Disamping itu, order melahirkan bentuk-bentuk geometri yang
programatis yang akan berlawanan dengan konsep visualisasi
simbol/makna yang retorikal, tidak fixed, dan multivalen. Karena
makna adalah sesuatu yang kontekstual, tergantung atas nilai
masyarakat sesaat.
Kesimpulan

Berdasarkan pada pembahasan mengenai dekonstruksi dalam


arsitektur beserta preseden-preseden yang berhubungan dengannya,
kita dapat menarik beberapa kesimpulan penting sebagai substansi
dalam studi tematik mengenai dekonstruksi. Dekonstruktivisme dalam
arsitektur bukanlah suatu langgam seperti para pendahulunya.

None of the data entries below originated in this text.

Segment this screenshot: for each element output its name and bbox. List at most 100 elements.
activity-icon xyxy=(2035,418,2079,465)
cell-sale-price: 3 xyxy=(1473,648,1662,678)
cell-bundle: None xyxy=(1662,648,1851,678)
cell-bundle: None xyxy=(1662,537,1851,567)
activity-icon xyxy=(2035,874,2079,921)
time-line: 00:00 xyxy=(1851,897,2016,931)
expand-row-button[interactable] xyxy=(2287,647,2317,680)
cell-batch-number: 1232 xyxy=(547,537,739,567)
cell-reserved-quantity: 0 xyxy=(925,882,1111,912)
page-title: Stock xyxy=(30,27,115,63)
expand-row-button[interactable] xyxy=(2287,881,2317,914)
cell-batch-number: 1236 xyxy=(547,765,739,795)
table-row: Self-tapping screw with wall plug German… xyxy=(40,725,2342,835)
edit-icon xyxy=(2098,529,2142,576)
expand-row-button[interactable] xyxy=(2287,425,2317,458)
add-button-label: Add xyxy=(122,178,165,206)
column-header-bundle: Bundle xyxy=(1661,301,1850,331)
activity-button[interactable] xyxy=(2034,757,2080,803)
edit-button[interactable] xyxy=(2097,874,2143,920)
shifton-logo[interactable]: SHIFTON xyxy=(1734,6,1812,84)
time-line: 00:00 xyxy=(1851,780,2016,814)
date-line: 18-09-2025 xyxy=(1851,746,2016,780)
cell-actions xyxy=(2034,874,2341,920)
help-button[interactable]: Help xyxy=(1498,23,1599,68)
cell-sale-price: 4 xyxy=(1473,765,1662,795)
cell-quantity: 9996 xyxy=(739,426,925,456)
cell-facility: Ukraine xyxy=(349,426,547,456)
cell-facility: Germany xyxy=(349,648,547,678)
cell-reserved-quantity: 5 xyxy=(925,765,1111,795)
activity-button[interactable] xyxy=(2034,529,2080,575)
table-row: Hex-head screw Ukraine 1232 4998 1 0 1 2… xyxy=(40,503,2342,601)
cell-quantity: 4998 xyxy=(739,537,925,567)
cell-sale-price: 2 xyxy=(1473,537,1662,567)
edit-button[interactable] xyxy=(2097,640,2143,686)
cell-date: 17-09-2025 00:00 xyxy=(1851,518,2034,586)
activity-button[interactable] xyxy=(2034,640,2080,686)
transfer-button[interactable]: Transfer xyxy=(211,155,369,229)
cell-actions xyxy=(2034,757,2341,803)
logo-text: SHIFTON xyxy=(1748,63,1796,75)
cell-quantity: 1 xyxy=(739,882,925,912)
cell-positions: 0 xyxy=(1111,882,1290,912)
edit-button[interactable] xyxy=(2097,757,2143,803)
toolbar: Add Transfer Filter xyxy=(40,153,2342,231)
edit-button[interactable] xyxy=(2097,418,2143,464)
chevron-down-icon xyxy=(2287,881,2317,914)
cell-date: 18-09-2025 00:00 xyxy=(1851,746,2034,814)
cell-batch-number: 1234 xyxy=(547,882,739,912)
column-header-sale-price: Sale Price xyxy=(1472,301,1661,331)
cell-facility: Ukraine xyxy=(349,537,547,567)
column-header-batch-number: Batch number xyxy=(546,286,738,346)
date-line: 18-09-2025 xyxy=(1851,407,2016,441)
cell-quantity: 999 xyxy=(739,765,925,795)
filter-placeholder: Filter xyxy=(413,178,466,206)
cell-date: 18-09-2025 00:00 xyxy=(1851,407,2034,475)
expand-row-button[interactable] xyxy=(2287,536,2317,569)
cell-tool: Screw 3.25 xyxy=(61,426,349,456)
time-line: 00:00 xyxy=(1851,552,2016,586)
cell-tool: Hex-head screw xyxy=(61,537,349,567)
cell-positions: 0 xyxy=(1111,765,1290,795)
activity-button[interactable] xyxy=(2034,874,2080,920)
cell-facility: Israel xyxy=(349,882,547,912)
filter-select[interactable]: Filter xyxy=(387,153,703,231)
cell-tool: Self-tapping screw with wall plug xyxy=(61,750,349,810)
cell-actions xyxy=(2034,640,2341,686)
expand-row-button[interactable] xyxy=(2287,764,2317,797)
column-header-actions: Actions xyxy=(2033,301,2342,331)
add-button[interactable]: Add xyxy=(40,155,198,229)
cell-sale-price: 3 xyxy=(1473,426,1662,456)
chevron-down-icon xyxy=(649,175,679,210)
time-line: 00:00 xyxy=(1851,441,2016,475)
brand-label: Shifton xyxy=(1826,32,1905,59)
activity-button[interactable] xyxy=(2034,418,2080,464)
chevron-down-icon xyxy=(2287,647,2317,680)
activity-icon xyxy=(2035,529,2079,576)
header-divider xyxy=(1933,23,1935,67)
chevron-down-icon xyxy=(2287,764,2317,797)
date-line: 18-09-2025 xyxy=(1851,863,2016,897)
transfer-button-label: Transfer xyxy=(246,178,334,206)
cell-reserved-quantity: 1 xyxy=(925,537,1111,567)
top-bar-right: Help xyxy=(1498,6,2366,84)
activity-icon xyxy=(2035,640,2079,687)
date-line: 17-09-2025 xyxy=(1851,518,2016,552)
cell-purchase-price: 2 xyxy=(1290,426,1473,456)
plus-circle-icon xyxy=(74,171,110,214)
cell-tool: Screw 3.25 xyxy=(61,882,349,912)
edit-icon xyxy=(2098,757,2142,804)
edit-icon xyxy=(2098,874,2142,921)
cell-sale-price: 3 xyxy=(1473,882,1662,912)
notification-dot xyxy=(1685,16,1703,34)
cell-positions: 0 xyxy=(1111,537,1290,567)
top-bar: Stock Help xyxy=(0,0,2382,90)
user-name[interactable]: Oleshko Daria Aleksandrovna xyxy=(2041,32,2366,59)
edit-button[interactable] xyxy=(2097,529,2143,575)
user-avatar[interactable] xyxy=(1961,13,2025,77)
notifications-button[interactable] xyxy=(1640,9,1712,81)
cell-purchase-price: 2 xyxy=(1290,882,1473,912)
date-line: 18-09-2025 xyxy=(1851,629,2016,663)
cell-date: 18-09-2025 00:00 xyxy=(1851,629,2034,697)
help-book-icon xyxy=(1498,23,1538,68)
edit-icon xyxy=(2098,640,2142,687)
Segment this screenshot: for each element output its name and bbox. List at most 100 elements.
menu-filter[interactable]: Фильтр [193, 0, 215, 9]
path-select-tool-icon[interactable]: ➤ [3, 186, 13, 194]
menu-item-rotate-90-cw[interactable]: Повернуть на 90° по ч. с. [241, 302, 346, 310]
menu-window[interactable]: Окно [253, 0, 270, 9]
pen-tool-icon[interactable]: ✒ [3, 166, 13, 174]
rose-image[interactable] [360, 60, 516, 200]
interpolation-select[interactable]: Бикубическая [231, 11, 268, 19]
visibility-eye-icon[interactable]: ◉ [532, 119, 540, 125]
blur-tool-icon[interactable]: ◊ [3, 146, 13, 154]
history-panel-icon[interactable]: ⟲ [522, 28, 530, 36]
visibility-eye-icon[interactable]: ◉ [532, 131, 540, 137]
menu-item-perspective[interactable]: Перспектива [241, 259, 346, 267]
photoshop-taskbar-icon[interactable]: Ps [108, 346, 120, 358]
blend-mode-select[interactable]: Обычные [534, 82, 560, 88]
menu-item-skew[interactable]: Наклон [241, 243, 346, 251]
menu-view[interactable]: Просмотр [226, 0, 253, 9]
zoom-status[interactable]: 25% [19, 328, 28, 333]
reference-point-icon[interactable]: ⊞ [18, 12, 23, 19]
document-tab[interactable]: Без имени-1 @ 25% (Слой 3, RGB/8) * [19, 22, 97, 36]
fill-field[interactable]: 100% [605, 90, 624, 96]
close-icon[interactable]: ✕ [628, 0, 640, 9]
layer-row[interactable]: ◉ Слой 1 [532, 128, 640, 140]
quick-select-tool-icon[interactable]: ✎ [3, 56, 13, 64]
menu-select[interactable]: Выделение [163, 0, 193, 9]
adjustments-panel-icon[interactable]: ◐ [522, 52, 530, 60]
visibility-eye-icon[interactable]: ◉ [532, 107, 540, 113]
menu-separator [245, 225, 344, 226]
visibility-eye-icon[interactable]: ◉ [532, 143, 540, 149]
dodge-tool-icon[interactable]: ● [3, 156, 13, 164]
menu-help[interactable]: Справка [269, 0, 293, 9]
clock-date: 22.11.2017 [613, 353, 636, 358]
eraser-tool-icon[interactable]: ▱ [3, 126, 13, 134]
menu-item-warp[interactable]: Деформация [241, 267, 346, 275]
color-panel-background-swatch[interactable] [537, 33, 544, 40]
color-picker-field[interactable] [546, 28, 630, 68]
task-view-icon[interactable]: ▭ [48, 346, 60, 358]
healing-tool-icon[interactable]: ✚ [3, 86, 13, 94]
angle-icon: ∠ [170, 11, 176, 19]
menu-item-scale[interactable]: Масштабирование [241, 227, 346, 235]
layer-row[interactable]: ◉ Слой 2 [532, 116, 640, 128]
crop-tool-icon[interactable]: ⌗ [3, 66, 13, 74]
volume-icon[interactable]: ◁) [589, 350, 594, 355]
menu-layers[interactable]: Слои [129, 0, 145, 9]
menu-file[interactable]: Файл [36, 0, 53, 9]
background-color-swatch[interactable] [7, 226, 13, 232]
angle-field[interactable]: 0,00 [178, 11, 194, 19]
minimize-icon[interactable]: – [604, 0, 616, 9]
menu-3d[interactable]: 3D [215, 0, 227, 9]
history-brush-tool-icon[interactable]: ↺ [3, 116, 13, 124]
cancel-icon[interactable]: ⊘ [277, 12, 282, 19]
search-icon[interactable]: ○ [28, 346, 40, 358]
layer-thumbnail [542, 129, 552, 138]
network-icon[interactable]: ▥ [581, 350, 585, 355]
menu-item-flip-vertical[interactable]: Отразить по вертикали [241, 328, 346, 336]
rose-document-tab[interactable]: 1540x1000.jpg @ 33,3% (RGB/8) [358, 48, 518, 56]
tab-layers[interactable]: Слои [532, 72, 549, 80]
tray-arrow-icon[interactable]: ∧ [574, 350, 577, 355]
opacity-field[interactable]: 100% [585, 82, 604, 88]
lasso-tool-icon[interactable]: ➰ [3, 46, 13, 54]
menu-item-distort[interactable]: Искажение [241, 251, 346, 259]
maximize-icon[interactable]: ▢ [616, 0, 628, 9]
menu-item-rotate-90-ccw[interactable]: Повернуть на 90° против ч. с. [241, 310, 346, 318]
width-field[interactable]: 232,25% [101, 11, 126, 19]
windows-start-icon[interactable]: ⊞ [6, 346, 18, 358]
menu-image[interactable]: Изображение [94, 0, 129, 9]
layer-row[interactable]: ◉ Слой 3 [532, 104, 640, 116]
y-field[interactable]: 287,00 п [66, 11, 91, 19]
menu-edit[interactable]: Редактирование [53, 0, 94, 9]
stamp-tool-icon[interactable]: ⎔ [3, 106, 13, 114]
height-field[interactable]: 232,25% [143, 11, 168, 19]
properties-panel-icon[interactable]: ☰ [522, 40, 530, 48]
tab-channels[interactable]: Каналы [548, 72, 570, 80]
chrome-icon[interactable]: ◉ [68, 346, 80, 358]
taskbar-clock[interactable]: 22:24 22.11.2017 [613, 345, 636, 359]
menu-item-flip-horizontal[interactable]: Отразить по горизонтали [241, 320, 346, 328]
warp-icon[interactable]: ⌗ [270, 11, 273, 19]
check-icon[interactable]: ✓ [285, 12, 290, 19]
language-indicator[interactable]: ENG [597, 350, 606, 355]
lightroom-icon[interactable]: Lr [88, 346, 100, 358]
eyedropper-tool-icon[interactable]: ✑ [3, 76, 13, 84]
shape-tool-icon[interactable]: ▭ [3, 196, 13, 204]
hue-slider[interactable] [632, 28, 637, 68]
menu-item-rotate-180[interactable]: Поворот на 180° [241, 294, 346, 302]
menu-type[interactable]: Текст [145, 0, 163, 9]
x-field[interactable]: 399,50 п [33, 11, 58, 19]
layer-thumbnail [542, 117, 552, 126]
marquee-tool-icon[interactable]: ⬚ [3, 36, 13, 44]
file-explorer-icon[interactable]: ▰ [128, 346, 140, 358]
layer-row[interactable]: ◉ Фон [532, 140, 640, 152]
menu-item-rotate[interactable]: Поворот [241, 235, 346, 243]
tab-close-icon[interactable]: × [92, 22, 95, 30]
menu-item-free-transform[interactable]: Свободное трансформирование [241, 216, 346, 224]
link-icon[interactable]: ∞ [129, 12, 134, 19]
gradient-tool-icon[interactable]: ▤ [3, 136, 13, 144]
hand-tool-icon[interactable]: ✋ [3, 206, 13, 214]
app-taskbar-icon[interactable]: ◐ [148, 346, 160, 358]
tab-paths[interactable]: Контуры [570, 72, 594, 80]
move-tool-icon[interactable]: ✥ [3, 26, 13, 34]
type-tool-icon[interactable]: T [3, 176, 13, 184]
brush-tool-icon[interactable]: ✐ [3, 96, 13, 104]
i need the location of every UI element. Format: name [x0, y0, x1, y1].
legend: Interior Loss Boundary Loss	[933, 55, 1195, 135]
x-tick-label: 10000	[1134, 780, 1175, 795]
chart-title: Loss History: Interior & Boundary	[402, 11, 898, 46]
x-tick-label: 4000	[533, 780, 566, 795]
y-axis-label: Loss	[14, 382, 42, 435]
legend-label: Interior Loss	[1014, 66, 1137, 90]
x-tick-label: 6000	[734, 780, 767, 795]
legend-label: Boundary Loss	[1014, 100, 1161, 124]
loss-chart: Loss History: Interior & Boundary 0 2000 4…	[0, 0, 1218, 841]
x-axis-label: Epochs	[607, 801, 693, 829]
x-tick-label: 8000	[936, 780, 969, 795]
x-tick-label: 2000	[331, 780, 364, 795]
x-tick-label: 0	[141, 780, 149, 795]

Meskipun terdapat kemiripan pada desain karya-karya yang
mengisyaratkan kehadirannya, dekonstruksi tetap tinggal sebagai
sebuah metode dalam melahirkan strategi transformasi yang dapat
menghasilkan berbagai macam ide dalam desain, berdasarkan konsep
dan pola pemikiran arsitek sebagai perancang. Dekonstruksi tetap tak
dapat didefinisikan secara pasti, sebab berdasarkan pada konsep hakiki
yang mendasarinya, saat dekonstruksi telah dapat terdefinisikan, ia
tidak lagi dapat disebut sebagai dekonstruksi.